Vietnam firms not ready for higher minimum wages

The Vietnam General Confederation of Labour has proposed a seven per cent increase in minimum wages from July 1, but many insiders gave a thumbs down to the proposal.

Garment 10 Corp deputy director-general Bach Thang Long underlined that the resurgence of the pandemic in the first quarter had a negative impact on firms’ financial situation.

Higher payroll costs would add to their woes, putting a strain on small-sized firms.

He suggested the increase in minimum wages be put off until 2023 and cover only inflation to leave room for firms to recover.

“Minimum wages should increase only to offset the rise in inflation. Economic growth and living standard should be factored in next time,” he said.

Nha Be Garment Corp union chairwoman Huynh Thi Hong Cuc said the wage increase would apply to only those workers that have been paid under the minimum level.

However, a pay rise to only a specific group would make other workers unhappy, forcing her firm to raise wages across the board.

Accordingly, she estimated that her firm’s labour costs would increase by 10 per cent should minimum wages rise by five per cent, adding hundreds of billions of dong to its wage bills.

“Our firm has over 15,000 workers on payroll with eight wage levels. Workers of level 1 alone incurred an additional cost of up to 11.5 billion dong [$503,000] during the wage rise in 2020,” she added.

Pou Sung Vietnam Ltd union chairman Le Nhat Truong revealed that his firm faced the same situation.

He said it was not compulsory to raise wages for those workers who had been paid above the minimum level.

However, not paying more during a wage rise would cause dismay for the workers, resulting in dissatisfaction.

“Accordingly, over 22,000 workers of ours received higher wages during the wage rise in 2020 although none had been paid under the minimum level,” he said.
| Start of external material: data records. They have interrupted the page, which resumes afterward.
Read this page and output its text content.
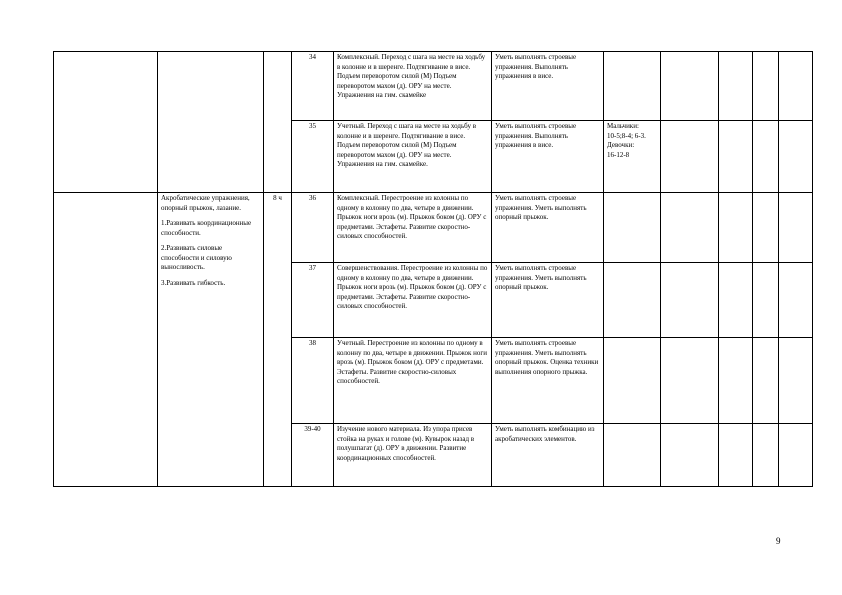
			34	Комплексный. Переход с шага на месте на ходьбу в колонне и в шеренге. Подтягивание в висе. Подъем переворотом силой (М) Подъем переворотом махом (д). ОРУ на месте. Упражнения на гим. скамейке	Уметь выполнять строевые упражнения. Выполнять упражнения в висе.					
			35	Учетный. Переход с шага на месте на ходьбу в колонне и в шеренге. Подтягивание в висе. Подъем переворотом силой (М) Подъем переворотом махом (д). ОРУ на месте. Упражнения на гим. скамейке.	Уметь выполнять строевые упражнения. Выполнять упражнения в висе.	Мальчики:
10-5;8-4; 6-3.
Девочки:
16-12-8				

	Акробатические упражнения, опорный прыжок, лазание.

1.Развивать координационные способности.

2.Развивать силовые способности и силовую выносливость.

3.Развивать гибкость.	8 ч	36	Комплексный. Перестроение из колонны по одному в колонну по два, четыре в движении. Прыжок ноги врозь (м). Прыжок боком (д). ОРУ с предметами. Эстафеты. Развитие скоростно-силовых способностей.	Уметь выполнять строевые упражнения. Уметь выполнять опорный прыжок.					
			37	Совершенствования. Перестроение из колонны по одному в колонну по два, четыре в движении. Прыжок ноги врозь (м). Прыжок боком (д). ОРУ с предметами. Эстафеты. Развитие скоростно-силовых способностей.	Уметь выполнять строевые упражнения. Уметь выполнять опорный прыжок.					
			38	Учетный. Перестроение из колонны по одному в колонну по два, четыре в движении. Прыжок ноги врозь (м). Прыжок боком (д). ОРУ с предметами. Эстафеты. Развитие скоростно-силовых способностей.	Уметь выполнять строевые упражнения. Уметь выполнять опорный прыжок. Оценка техники выполнения опорного прыжка.					
			39-40	Изучение нового материала. Из упора присев стойка на руках и голове (м). Кувырок назад в полушпагат (д). ОРУ в движении. Развитие координационных способностей.	Уметь выполнять комбинацию из акробатических элементов.					
9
The union chairman was concerned that the proposed seven per cent increase in minimum wages this year would add about 180 billion dong to his firm’s financial burden.
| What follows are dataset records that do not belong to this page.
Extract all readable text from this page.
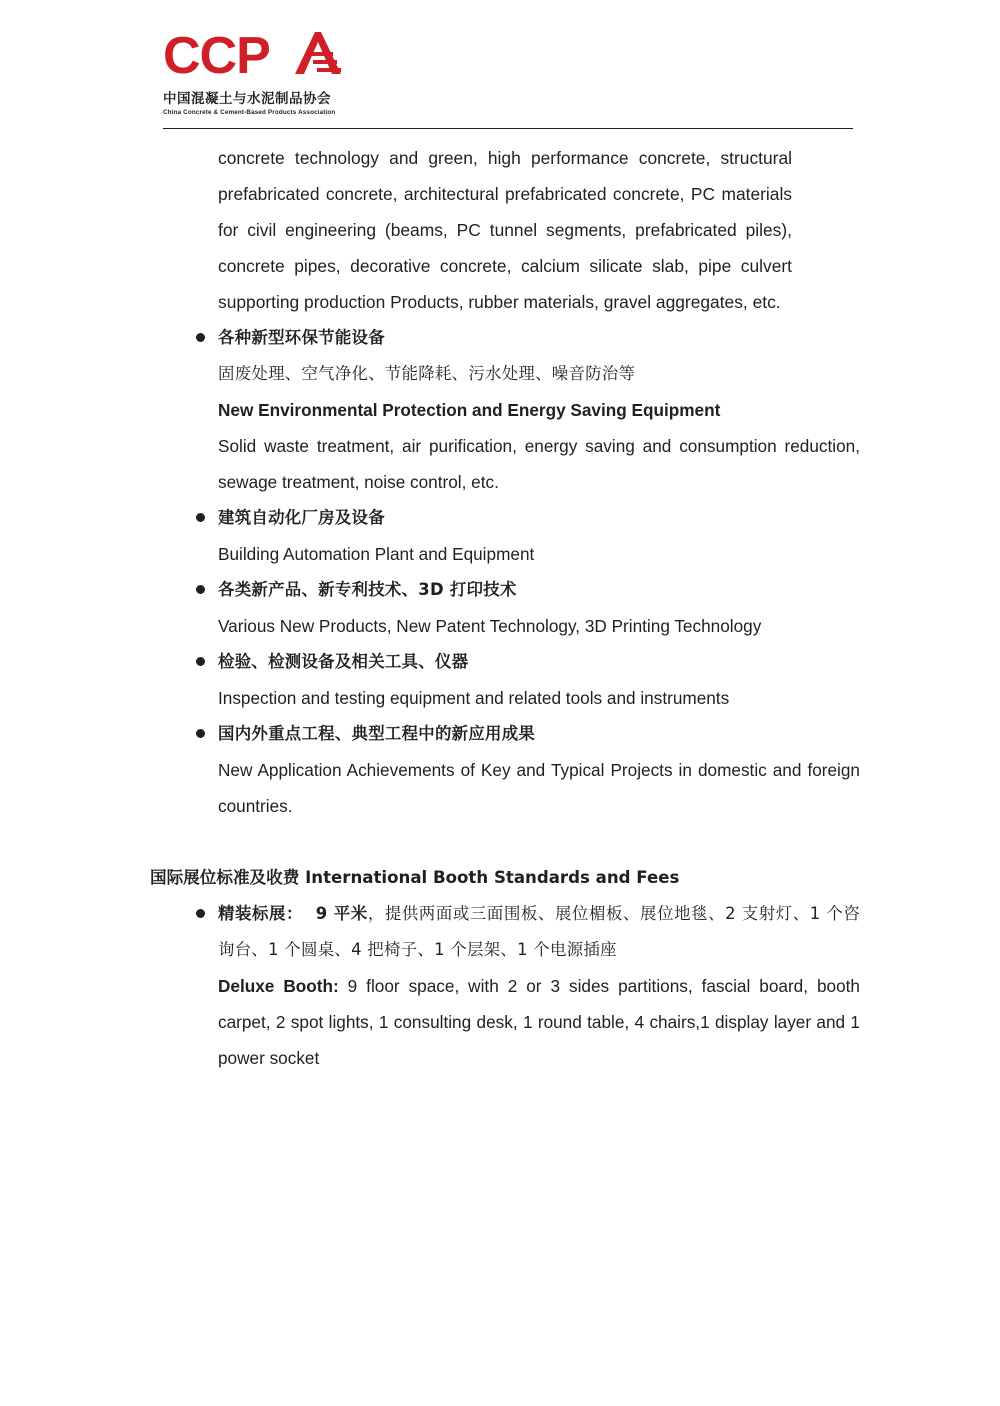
CCP
中国混凝土与水泥制品协会
China Concrete & Cement-Based Products Association

concrete technology and green, high performance concrete, structural prefabricated concrete, architectural prefabricated concrete, PC materials for civil engineering (beams, PC tunnel segments, prefabricated piles), concrete pipes, decorative concrete, calcium silicate slab, pipe culvert supporting production Products, rubber materials, gravel aggregates, etc.

各种新型环保节能设备

固废处理、空气净化、节能降耗、污水处理、噪音防治等

New Environmental Protection and Energy Saving Equipment

Solid waste treatment, air purification, energy saving and consumption reduction, sewage treatment, noise control, etc.

建筑自动化厂房及设备

Building Automation Plant and Equipment

各类新产品、新专利技术、3D 打印技术

Various New Products, New Patent Technology, 3D Printing Technology

检验、检测设备及相关工具、仪器

Inspection and testing equipment and related tools and instruments

国内外重点工程、典型工程中的新应用成果

New Application Achievements of Key and Typical Projects in domestic and foreign countries.

国际展位标准及收费 International Booth Standards and Fees

精装标展： 9 平米，提供两面或三面围板、展位楣板、展位地毯、2 支射灯、1 个咨询台、1 个圆桌、4 把椅子、1 个层架、1 个电源插座

Deluxe Booth: 9 floor space, with 2 or 3 sides partitions, fascial board, booth carpet, 2 spot lights, 1 consulting desk, 1 round table, 4 chairs,1 display layer and 1 power socket
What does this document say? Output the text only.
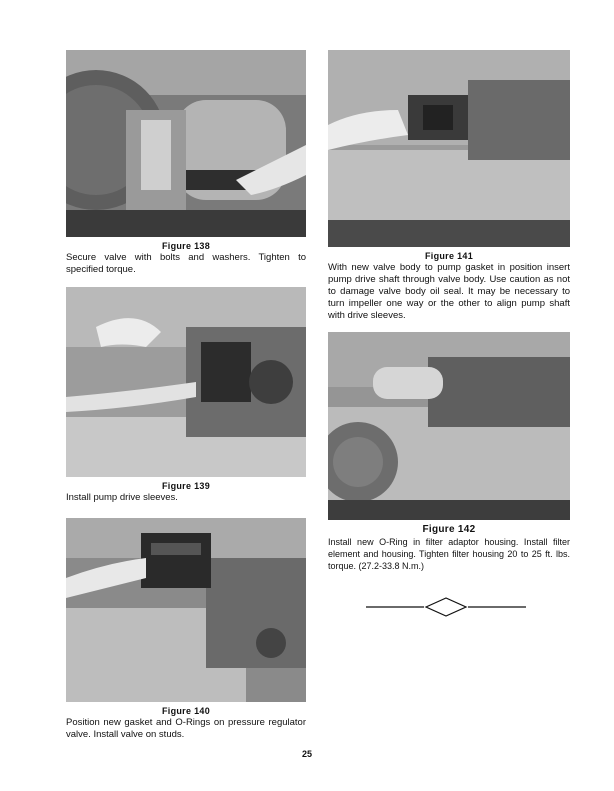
Figure 138
Secure valve with bolts and washers. Tighten to specified torque.
Figure 139
Install pump drive sleeves.
Figure 140
Position new gasket and O-Rings on pressure regulator valve. Install valve on studs.
Figure 141
With new valve body to pump gasket in position insert pump drive shaft through valve body. Use caution as not to damage valve body oil seal. It may be necessary to turn impeller one way or the other to align pump shaft with drive sleeves.
Figure 142
Install new O-Ring in filter adaptor housing. Install filter element and housing. Tighten filter housing 20 to 25 ft. lbs. torque. (27.2-33.8 N.m.)
25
Ho Chi Minh City Food and Foodstuff Association vice-chairman Truong Tien Dung believed that the rise in wage bills would be passed on to product prices, fuelling inflation.

Firms that refuse to price up their products would have no choice but to shed staff to cut costs.

Vietnam Chamber of Commerce and Industry vice-chairman Hoang Van Phong believed that an increase in minimum wages was needed after two years without an adjustment.

However, the incremental pay scale needed further discussion to assess its impact on firms’ financial situation.

He also said that it was unreasonable to raise minimum wages around mid-year since firms calculate their costs based on fixed wages at the beginning of the year.

Accordingly, the wage increase was recommended to move to another date.

The National Wages Council is expected to hold another meeting on April 12 to further discuss the proposal.